7. Oh, and There’s a Baby
Have I mentioned the baby yet? There’s a baby in Death Stranding, BB, a so-called “bridge baby.” It’s kept in artificial gestation and used as a crude means of further bridging the boundary between life and death, allowing people to perceive the usually invisible BTs and avoid them. Sam carries BB in a mechanical womb on his chest. It’s another type of collapsing, of the cisgendered stereotypes that suggest that only women ever gestate children, and also between the boundaries of different stages of existence.
There are, naturally, interactions baked into the game to visit with and soothe the baby. It’s a lonely trip, but you aren’t entirely alone. BB is always with you.
8. The Boredom Helps
Boredom isn’t a wall. It’s a window. Boredom is a way of paying attention. Boredom doesn’t necessarily dull. Sometimes, it heightens. It’s a restlessness in your arms. A tension in your fingers. A working, busy glance around the room looking for something to do. Sometimes, boredom can put us to sleep. But it also has a way of waking people up. Boredom primes you to notice.
9. It’s a Stellar Mixtape
Death Stranding has a star-studded soundtrack. There is music here from bands like CHVRCHES and Low Roar, peppered throughout the game the way celebrities regularly make cameos as in-game characters. It feels, on one hand, like another entry in Hideo Kojima’s ongoing middle-school crush on cinema. Films have recognizable faces and hot mixtapes of original tracks from big names. So, too, does Death Stranding.
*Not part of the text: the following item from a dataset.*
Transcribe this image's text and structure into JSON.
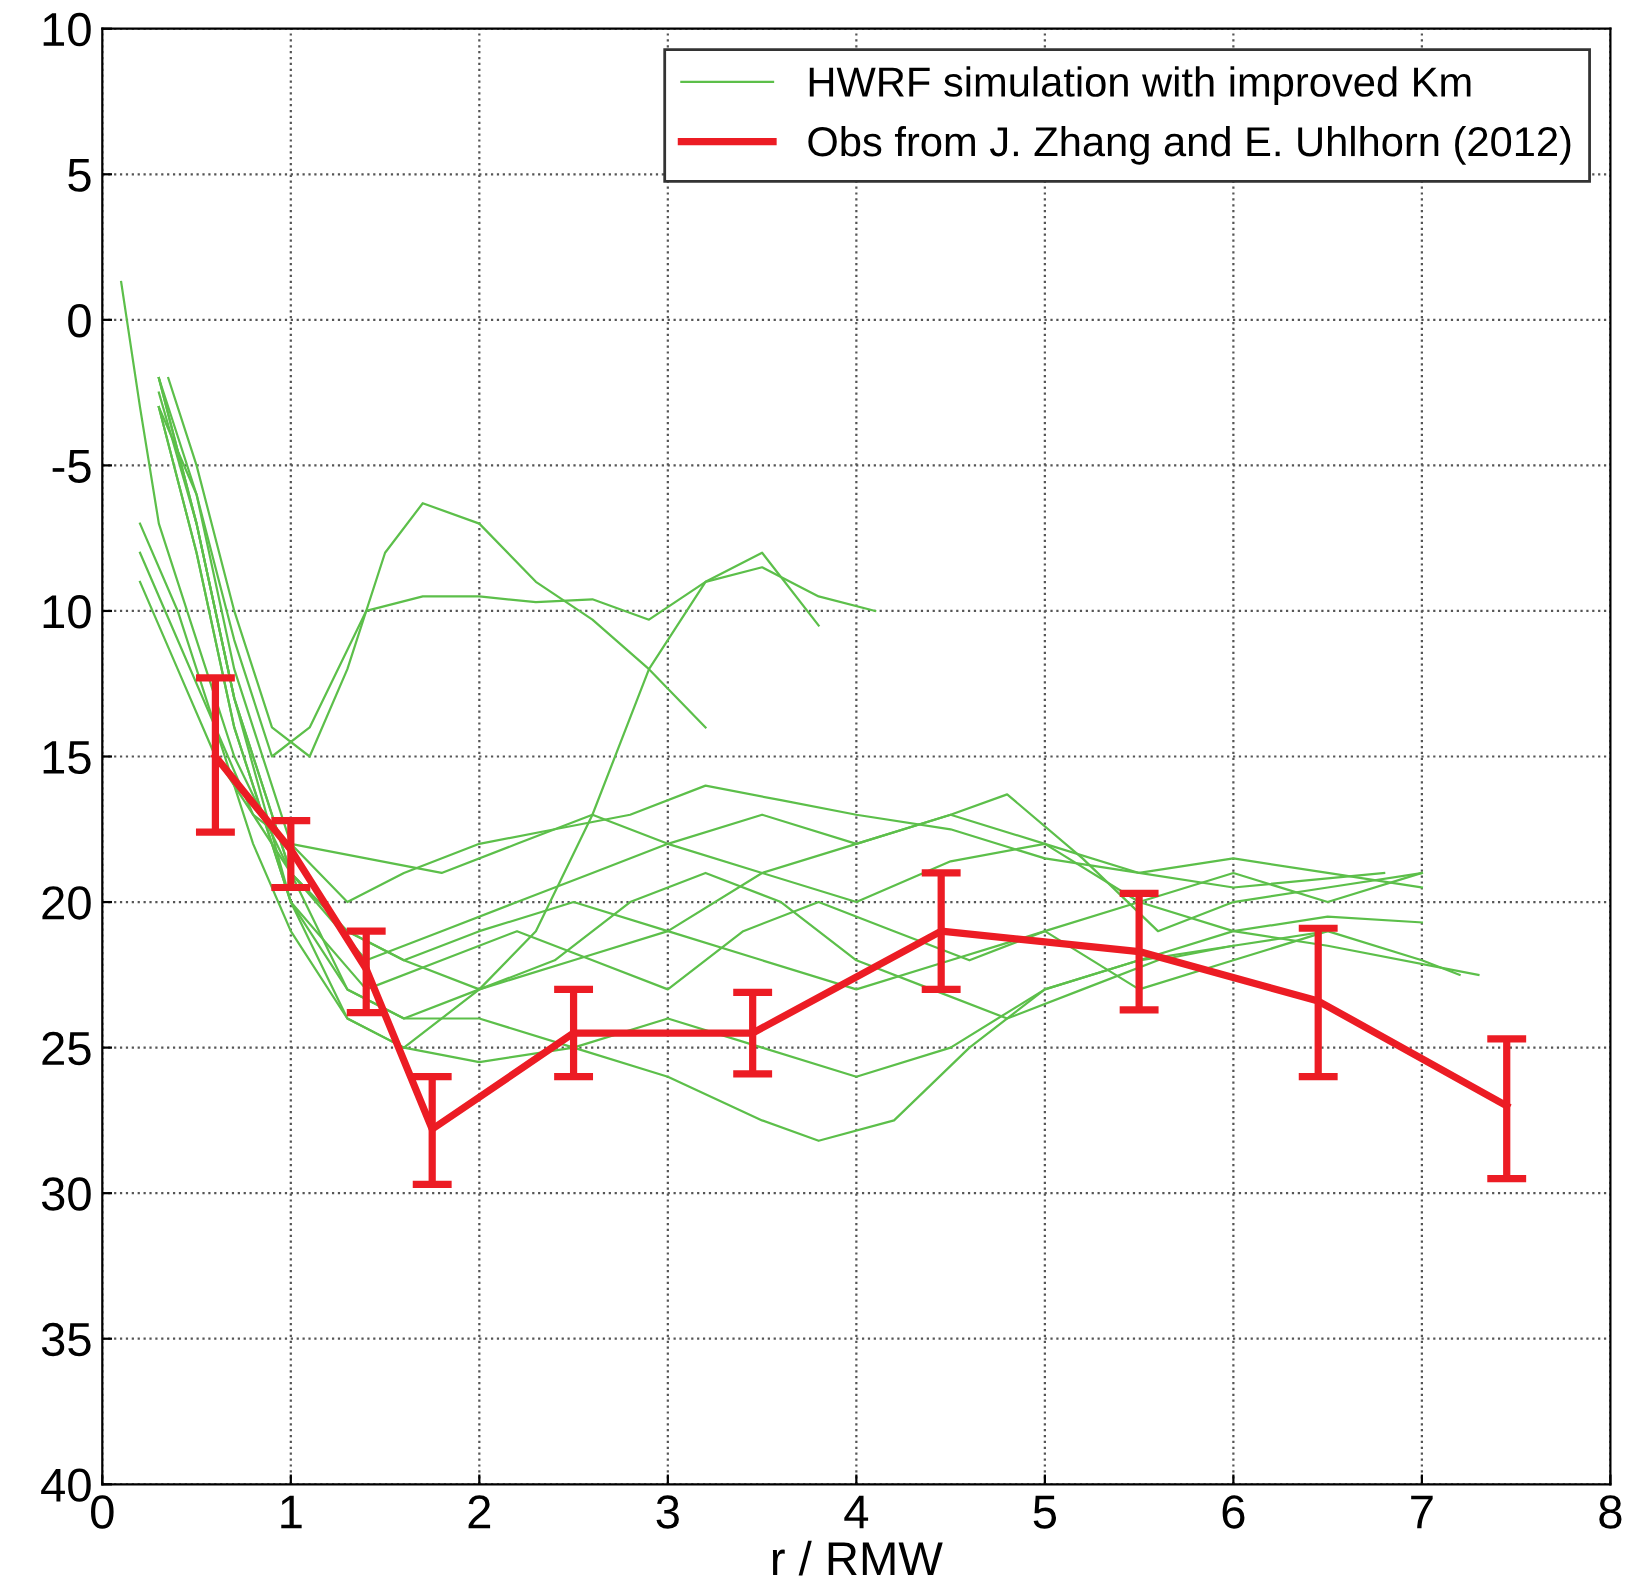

But also. Sometimes the songs will start up in the middle of a journey, a cry in the wilderness. These songs light up the open frontier. In these moments, the game feels like a masterful mood piece or some scenic music video. The spaces in Death Stranding are often, so far, functionally empty. Uneventful, save for occasional run-ins with BTs and ever-present minor obstacles to adjust for. But that makes them open canvases for this sort of experience. A great song can make a world of difference.
10. It’s Fascinating
If boredom is a window, here’s what I see. The greenery is vivid against the gray of the sky. Sam wobbles slightly as he walks, and I have to carefully keep him from picking up too much momentum as he stumbles slightly over a small rock. He’s bowled over a bit by the weight on his back, a little over a hundred kilograms.
The rain passes fast. I stop, letting Sam catch his breath. I drink something, and grab the BB’s artificial womb. I tap and shake it, soothing the child. He laughs and presses his face to the glass. I look forward to the horizon. It’s beautiful, and still. I’m bored. I’m fascinated. I keep going.